Escucho sus pasos dirigirse a la entrada de la casucha y luego volver. Levanto el rostro y el terror se intensifica cuando la veo derramar un líquido por las tablas de la casa.

—Estoy segura que estás acostumbrada al olor de la nafta que no te será ajeno olerla en tu último suspiro.

—Estás loca —miro horrorizada como el líquido casi se derrama por mi pierna, uno centímetros más hacia el costado derecho y sería la primera en prenderse fuego, aunque no creo que eso este muy lejos de ocurrir.

—¡¿Y sabes por qué?! —Niego cuando tira el bidón vacío hacia un lado— ¡Por tu culpa! ¿Qué tienes tú que yo no tenga? Eres una vulgar mecánica que se la pasa metida en un taller. Ni siquiera eres bonita. Pero se acabó, vas a morir y Max se quedará conmigo como siempre debió de ser.

Saca un fósforo de su bolsillo y lo raspa con la cajetilla. Lo eleva en el aire y lo mira como una auténtica loca mientras empieza a reír.

—Por favor, Maura baja ese fósforo. No cometas una locura —susurro mientras disimuladamente voy sacando la soga de mis muñecas.

—¿Por qué? ¿Acaso tienes miedo, mecánica?

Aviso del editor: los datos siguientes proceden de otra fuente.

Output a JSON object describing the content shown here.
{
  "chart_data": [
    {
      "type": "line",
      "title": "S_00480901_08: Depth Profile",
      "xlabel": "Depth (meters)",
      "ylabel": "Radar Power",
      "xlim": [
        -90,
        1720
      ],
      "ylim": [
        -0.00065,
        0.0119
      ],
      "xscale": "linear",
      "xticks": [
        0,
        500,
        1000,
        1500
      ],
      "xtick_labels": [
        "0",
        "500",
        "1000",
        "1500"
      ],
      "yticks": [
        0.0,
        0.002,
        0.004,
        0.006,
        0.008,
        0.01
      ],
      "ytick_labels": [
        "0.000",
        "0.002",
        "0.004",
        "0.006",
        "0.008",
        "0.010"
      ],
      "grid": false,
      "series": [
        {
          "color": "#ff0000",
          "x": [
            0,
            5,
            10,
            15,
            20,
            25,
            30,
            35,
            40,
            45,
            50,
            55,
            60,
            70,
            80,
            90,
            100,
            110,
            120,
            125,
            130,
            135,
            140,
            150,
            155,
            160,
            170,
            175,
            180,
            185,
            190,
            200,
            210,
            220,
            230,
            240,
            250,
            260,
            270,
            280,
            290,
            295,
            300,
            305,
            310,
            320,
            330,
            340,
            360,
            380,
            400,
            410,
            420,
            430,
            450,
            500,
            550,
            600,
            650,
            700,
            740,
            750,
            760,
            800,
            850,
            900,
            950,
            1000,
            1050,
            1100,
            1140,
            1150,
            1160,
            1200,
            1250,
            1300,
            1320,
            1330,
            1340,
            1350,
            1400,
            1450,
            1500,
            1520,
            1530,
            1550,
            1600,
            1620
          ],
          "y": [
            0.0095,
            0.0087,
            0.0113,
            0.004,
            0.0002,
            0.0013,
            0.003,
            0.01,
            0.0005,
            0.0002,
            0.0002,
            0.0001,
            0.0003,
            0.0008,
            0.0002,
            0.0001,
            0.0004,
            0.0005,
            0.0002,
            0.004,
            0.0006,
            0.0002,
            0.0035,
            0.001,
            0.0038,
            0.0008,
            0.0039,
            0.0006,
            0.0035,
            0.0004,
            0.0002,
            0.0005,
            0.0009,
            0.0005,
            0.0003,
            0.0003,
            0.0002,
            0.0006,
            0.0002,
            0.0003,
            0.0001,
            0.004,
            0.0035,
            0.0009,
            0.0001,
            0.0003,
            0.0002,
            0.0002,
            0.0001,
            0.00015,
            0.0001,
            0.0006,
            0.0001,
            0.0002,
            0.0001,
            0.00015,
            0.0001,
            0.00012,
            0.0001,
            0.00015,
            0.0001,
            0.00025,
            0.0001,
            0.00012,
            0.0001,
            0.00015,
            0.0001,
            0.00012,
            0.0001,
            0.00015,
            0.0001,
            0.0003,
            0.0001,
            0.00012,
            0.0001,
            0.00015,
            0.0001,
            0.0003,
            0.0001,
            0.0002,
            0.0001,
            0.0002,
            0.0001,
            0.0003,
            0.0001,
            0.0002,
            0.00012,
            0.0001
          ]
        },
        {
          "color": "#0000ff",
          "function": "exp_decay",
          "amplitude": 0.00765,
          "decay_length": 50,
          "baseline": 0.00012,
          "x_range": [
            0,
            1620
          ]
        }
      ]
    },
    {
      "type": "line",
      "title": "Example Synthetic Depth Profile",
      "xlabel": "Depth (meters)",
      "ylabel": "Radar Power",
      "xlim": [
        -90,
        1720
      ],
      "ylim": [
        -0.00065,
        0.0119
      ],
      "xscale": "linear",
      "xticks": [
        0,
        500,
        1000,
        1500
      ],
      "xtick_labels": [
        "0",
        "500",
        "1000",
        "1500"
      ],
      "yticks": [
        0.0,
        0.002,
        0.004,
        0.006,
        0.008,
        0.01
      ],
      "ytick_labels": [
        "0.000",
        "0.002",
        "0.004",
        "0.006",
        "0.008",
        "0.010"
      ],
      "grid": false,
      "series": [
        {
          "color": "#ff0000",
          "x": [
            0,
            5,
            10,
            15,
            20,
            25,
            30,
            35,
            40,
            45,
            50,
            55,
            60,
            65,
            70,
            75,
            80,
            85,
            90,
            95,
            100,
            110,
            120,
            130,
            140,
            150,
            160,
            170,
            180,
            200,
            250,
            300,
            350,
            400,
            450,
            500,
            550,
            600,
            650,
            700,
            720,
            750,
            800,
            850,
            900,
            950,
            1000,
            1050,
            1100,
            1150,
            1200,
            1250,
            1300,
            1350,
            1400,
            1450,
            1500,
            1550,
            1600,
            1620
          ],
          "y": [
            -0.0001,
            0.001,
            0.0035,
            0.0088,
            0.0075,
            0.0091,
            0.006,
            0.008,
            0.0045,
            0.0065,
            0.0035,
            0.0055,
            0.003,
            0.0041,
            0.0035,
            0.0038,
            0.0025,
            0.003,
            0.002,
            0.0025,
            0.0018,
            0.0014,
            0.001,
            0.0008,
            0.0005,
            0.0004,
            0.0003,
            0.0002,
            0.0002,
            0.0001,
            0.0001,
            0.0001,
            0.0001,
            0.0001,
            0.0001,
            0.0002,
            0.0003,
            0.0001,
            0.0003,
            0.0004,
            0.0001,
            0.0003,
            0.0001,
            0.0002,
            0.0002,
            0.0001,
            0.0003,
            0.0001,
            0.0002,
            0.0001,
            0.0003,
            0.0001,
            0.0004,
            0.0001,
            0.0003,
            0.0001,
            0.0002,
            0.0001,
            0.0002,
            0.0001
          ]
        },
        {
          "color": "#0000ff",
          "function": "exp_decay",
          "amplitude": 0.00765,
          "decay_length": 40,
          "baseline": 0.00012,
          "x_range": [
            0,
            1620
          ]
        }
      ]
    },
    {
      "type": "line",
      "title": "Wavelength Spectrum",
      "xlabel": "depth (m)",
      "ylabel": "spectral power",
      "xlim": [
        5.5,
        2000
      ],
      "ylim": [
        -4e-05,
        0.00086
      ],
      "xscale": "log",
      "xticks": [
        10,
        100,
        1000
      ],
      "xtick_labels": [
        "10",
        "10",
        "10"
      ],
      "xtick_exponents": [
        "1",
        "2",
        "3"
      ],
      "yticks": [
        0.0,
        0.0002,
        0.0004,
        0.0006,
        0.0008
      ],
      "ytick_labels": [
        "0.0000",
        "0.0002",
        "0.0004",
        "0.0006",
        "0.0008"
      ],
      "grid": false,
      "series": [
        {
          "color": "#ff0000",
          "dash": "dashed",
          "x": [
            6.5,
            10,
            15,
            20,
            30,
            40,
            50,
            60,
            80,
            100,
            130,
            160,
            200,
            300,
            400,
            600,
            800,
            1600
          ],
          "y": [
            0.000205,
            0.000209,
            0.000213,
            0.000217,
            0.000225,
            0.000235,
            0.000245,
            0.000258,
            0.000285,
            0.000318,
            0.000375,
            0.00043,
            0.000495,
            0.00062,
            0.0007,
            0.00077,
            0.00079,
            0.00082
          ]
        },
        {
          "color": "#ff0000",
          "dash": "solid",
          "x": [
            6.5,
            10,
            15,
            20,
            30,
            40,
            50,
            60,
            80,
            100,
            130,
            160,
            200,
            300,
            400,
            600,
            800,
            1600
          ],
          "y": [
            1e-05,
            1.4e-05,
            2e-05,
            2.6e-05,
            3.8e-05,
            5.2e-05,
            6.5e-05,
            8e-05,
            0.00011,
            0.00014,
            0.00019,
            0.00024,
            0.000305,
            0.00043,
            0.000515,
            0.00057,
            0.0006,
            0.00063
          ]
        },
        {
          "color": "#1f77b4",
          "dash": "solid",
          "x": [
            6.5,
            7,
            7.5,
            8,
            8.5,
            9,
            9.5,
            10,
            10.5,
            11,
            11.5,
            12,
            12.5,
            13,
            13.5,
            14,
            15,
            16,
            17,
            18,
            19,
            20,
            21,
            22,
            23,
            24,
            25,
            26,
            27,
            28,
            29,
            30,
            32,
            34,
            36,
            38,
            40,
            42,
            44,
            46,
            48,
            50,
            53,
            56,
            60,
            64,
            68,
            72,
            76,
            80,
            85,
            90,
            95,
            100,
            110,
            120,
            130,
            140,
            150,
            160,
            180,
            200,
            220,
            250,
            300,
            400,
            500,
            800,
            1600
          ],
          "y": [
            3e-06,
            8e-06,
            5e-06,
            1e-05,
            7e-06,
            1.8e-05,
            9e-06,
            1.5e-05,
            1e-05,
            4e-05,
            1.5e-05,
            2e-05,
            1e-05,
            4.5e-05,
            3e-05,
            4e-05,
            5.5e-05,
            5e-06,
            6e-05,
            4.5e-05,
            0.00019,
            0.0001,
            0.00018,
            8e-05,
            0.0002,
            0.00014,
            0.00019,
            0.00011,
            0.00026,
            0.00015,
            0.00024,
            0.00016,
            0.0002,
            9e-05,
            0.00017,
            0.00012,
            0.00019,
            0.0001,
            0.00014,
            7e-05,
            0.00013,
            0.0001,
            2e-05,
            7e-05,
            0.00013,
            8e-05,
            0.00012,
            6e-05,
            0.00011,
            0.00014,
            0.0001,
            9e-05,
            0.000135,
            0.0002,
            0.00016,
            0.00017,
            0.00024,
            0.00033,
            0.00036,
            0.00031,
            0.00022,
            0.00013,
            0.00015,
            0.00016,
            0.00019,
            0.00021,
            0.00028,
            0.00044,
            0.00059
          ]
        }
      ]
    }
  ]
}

Que pena, pero creo que ya te llegó la hora de partir a un lugar del cual jamás volverás —el fuego va consumiendo con rapidez el palillo del fósforo y el terror me congela al imaginarme lo que vendrá después— En las películas este es el momento en donde las pobres víctimas dicen su últimas palabras. ¿Quieres empezar o prefieres morir sin decir nada?